If you want to see a mockup in action go to http://www.librarywebchic.net/mashups/journal_enhancements/jal.html
For me this script was a baby step towards thinking about how to get users connected with the latest information from a given journal. I’d like to take it further. If you’d like to collaborate, drop me an email coombsk [at] oclc.org
Also I’ll be demo-ing and talking about the script at code4lib as part of my presentation “7 Ways to Enhance Library Interfaces with OCLC Web Services”. So you’re welcome to ask me questions there if you’re going.
Thanks Karen. I agree sending the user through an appropriate link resolver instead of to the publisher would be best (that’s what a link resolver is for).
Sadly, there’s no standardized way for an RSS/Atom feed to include structured citation information (via OpenURL or otherwise).
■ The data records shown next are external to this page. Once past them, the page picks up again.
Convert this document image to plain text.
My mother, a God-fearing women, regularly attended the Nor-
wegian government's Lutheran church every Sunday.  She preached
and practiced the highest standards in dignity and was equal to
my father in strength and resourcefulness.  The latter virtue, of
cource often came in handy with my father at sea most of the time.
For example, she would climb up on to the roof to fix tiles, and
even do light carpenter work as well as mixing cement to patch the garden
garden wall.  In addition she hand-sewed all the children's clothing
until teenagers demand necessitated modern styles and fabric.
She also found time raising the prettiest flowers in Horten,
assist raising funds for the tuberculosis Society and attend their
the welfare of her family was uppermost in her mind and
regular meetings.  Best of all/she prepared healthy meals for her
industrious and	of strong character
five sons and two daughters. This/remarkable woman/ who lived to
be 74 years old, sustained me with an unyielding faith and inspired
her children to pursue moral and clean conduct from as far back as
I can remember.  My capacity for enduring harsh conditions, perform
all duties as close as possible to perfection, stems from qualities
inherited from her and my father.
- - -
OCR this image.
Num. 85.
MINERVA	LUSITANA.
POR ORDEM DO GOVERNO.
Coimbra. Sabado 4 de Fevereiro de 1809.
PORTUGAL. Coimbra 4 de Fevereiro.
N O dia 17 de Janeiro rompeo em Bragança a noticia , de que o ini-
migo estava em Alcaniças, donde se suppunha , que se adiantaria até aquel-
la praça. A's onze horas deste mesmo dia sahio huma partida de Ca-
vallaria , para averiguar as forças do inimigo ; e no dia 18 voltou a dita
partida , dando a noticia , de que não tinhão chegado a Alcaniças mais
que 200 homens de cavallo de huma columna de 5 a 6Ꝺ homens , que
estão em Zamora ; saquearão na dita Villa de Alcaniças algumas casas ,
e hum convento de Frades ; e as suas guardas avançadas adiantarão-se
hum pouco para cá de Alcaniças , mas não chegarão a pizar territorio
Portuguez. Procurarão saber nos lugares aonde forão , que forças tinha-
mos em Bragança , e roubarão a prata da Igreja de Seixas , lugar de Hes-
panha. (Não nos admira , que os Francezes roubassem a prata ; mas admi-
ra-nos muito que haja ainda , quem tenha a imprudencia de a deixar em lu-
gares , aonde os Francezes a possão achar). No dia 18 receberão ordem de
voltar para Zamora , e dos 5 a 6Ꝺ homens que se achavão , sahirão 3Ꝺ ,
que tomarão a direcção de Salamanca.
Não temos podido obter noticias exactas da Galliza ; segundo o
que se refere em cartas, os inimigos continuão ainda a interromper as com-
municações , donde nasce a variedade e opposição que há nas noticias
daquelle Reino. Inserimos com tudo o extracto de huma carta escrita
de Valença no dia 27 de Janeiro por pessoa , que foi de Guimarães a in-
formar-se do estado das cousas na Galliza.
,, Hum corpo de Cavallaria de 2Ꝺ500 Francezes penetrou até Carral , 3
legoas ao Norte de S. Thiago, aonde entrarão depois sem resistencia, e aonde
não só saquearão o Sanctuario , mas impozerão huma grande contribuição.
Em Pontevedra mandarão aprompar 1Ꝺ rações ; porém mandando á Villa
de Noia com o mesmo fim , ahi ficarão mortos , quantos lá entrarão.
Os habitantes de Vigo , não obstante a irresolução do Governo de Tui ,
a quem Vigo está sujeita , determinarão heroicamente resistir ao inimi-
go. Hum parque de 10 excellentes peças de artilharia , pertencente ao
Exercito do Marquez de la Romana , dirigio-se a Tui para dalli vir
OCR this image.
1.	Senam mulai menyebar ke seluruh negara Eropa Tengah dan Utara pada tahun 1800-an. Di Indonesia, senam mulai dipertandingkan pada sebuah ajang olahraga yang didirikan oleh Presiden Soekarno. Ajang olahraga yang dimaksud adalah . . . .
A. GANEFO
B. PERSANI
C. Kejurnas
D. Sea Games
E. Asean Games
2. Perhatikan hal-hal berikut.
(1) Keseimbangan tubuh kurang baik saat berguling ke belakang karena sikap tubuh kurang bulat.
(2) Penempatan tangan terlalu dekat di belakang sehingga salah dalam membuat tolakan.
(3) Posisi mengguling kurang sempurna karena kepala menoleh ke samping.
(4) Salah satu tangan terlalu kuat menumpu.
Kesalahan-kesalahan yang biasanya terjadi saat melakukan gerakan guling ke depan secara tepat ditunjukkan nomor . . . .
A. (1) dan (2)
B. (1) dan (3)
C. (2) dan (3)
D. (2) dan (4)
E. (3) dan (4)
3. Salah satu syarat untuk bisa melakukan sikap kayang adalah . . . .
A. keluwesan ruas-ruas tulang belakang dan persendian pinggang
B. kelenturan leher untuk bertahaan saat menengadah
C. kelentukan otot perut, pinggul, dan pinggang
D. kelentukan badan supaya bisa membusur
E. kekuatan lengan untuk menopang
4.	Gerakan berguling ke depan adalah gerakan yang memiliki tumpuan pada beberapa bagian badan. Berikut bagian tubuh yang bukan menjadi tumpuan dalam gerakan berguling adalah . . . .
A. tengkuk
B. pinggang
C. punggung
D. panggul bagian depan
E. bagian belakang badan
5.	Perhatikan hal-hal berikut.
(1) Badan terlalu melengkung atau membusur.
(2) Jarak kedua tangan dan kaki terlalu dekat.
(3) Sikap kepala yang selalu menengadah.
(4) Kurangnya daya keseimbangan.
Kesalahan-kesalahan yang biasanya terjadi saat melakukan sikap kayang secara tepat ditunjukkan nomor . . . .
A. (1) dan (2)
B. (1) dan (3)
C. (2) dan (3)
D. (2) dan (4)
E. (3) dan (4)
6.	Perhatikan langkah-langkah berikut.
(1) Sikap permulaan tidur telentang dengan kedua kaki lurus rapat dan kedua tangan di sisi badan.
And even if there were such a recognized way, it would be unlikely that most of these publishers feeds would support it.
But I’m thinking that it might be worthwhile to present the latest articles (with summaries if available) even without any links at all, just as, well, table of contents, to be evaluative information on the journal itself, for the patron to see what sorts of stuff an unknown journal carries. Not sure if it’s better to leave the links out, or to include links that may lead the user to a pay wall. I guess testing could be done!
While publishers might not find it worthwhile to add this information, even though Atom and RSS don’t have fields for this information, both are extensible so a schema that supports citation information could be added and used to provide information for OpenURL building.